Indagada pelo Ministério Público e pelos advogados assistentes de acusação, Marinete Silva, mãe de Marielle, não se opôs a que os réus acompanhassem seu depoimento. Ela classificou como crueldade o assassinato e disse esperar uma denúncia justa pelo que aconteceu com sua filha.
“Era minha primogênito, minha primeira filha. Era uma filha que eu me dediquei a vida inteira para criar, com muito sacrifício. Tiraram um pedaço de mim. A gente quer é preciso de uma reportagem justa para minha filha. Espero essa especificações e a sociedade espera essa especificações”, declarou Marinete.
Marinete disse que não concordou com a vontade da filha de se eleger vereadora, mas que não poderia impedir. “Eu fui contra. Eu não senti uma coisa boa no meu coração em relação a um mandato partidário. Isso me preocupou bastante, mas quem era eu naquela época para contrariar aquela mulher com quase 38 anos?”, disse.
Mônica Benício
A vereadora Mônica Benício, viúva de Marielle, chorou em diversos momentos do depoimento, e disse precisar de soluções e tratamento psicológico até hoje para lidar com a perda.
Questionada pela promotoria sobre o envolvimento de Marielle em questões fundiárias, uma das possíveis causas para o assassinato, Mônica confirmou que eram pautas prioritárias na atuação política da vereadora.

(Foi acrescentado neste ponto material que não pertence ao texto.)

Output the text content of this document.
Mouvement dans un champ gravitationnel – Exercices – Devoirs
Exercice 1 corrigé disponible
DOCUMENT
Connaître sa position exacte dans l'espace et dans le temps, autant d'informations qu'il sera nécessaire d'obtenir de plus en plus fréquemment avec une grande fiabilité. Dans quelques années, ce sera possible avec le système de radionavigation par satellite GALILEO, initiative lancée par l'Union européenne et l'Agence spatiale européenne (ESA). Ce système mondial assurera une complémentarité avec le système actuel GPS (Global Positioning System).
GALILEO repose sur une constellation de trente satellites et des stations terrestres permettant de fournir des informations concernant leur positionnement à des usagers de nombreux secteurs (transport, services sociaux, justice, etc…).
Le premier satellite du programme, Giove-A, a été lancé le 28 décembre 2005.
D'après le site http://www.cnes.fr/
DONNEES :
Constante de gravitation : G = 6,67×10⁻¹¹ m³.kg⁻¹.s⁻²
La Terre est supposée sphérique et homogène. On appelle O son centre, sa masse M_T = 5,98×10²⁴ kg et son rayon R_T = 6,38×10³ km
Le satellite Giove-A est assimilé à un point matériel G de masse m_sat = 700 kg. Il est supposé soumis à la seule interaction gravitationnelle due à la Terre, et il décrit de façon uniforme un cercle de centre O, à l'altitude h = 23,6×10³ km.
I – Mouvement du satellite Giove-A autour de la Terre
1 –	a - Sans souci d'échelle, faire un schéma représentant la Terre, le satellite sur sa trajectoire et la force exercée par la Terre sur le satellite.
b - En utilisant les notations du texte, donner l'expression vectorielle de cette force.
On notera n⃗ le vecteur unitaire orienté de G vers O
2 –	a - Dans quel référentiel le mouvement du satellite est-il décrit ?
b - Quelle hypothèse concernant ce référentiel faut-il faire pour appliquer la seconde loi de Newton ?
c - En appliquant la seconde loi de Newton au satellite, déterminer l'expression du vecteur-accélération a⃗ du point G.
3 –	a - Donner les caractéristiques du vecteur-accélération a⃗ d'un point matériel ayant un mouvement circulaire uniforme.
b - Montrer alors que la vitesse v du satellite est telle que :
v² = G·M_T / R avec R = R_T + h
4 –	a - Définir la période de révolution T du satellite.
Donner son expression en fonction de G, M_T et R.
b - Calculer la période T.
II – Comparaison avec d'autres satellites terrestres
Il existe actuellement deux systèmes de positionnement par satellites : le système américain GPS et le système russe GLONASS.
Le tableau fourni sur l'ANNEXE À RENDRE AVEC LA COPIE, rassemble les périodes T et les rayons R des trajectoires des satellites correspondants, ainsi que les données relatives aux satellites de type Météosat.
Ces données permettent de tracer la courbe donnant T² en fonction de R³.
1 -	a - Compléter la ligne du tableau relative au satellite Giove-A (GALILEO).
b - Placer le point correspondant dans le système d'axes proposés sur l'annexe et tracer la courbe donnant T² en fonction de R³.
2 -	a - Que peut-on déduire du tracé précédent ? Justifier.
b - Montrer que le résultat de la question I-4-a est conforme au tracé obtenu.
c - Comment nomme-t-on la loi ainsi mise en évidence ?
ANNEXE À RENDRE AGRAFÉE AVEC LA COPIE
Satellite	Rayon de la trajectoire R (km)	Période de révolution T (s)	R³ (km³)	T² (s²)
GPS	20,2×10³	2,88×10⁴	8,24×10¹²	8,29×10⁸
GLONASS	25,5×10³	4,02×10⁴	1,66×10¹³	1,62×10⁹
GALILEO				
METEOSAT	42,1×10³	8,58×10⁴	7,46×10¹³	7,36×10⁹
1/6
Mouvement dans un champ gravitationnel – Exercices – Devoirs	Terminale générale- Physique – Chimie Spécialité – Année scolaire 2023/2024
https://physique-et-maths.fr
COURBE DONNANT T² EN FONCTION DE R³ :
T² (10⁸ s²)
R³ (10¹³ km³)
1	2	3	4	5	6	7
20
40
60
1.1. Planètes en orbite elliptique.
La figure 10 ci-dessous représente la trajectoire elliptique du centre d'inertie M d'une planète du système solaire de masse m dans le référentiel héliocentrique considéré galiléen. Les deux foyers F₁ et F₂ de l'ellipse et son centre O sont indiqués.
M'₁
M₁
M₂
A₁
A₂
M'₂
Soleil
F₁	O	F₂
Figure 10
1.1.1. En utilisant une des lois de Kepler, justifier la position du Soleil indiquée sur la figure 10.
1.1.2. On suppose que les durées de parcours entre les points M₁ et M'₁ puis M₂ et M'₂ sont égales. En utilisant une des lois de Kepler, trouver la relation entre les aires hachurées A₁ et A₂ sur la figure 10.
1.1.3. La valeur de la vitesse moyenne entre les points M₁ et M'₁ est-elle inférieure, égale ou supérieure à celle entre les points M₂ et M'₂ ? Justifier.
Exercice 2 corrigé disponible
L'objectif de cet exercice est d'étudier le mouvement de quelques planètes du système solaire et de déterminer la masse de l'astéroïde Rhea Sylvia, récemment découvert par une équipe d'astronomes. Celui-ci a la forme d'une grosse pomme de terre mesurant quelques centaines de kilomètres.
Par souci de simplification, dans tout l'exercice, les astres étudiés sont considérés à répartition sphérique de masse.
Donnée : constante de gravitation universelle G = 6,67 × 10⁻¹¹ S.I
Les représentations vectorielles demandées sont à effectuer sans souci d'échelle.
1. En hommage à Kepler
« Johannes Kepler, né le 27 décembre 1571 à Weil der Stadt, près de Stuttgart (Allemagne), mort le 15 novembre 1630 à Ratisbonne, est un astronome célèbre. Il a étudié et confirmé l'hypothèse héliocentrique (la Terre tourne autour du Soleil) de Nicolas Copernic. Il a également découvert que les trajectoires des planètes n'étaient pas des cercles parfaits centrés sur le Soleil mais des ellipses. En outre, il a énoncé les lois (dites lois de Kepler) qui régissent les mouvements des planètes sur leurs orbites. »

“Eu sou arquiteta e urbanista de formação, então essa pauta sempre me interessou e acompanhava, ouvindo um pouco mais de perto. Marielle era uma companheira arquiteta e urbanista, e ela não era mandatada com razão para discutir o direito à cidade, de maneira interseccional. E Marielle também defendeu o direito à moradia digna na perspectiva da favela e da periferia”, disse Mônica.
A viúva de Marielle reforçou o quanto ela era atuante como vereadora e que o assassinato interrompeu uma trajetória em ascensão no campo político.
“Marielle não estava no momento mais feliz da vida dela. Isso é o mesmo reconhecível na vida profissional. Não tinha dúvida nenhuma. Quem acompanhou a campanha, o início do mandato de Marielle viu, um ano e três meses depois, viu se transformar em uma figura enorme. Fosse pelas falas, pela postura, fosse pela segurança, reconhecimento pessoal do que queria. Ela era uma figura em ascensão política no partido, isso era notório”, disse Mônica.
Sobre a expectativa em relação ao julgamento, Mônica comentou a importância das condenações para a sociedade. Mas disse que, no campo pessoal, uma justiça plena é impossível.
“A única justiça possível seria não precisar estar aqui e ter a Marielle e o Anderson vivos. Mas para além disso, dentro do que é possível, espero que se faça a justiça que o Brasil e o mundo esperam há seis anos e sete meses. Porque isso é importante também. Não só para o símbolo, mas para Marielle Franco, defensora dos direitos humanos, para o Anderson, pai do Arthur e marido da Ághata, enquanto pessoas, para que a gente possa dar o exemplo de crimes como esses não podem voltar a acontecer”, disse Mônica.
Ágatha Arnaus
A viúva de Anderson Gomes, Ágatha Arnaus, foi quarta a depor nesta quarta-feira. Além da dor causada pela perda do marido, ela comentou o impacto sobre os cuidados do filho Arthur, que tem uma condição rara de saúde, e tinha um ano e oito meses na época do assassinato. Ela tem certeza de que o filho teve atrasos de desenvolvimento por causa da morte do pai.
“Eu tenho certeza que sim, porque desde a barriga quando o Anderson conhecia, o Arthur se mexia. A primeira coisa que o Arthur falou foi papai. Uma criança que sempre esteve com os dois. E aí, depois, por não ter pai, a mãe ficou saindo o tempo todo para ir à delegacia, para ir em caminhadas, para voltar a trabalhar”, disse Ágatha.
“O Arthur passou mal todo dia 13 ou 14 do mês, depois da morte do Anderson. Acho que muito também por ver na televisão e pelo jeito que eu chegava em casa. Ele já tinha perdido o pai. Eu estava resolvendo outras coisas também relacionadas à morte. Momento que ele ficou sem o pai e sem a mãe, porque muitas vezes eu estava na rua resolvendo outras coisas”, complementou.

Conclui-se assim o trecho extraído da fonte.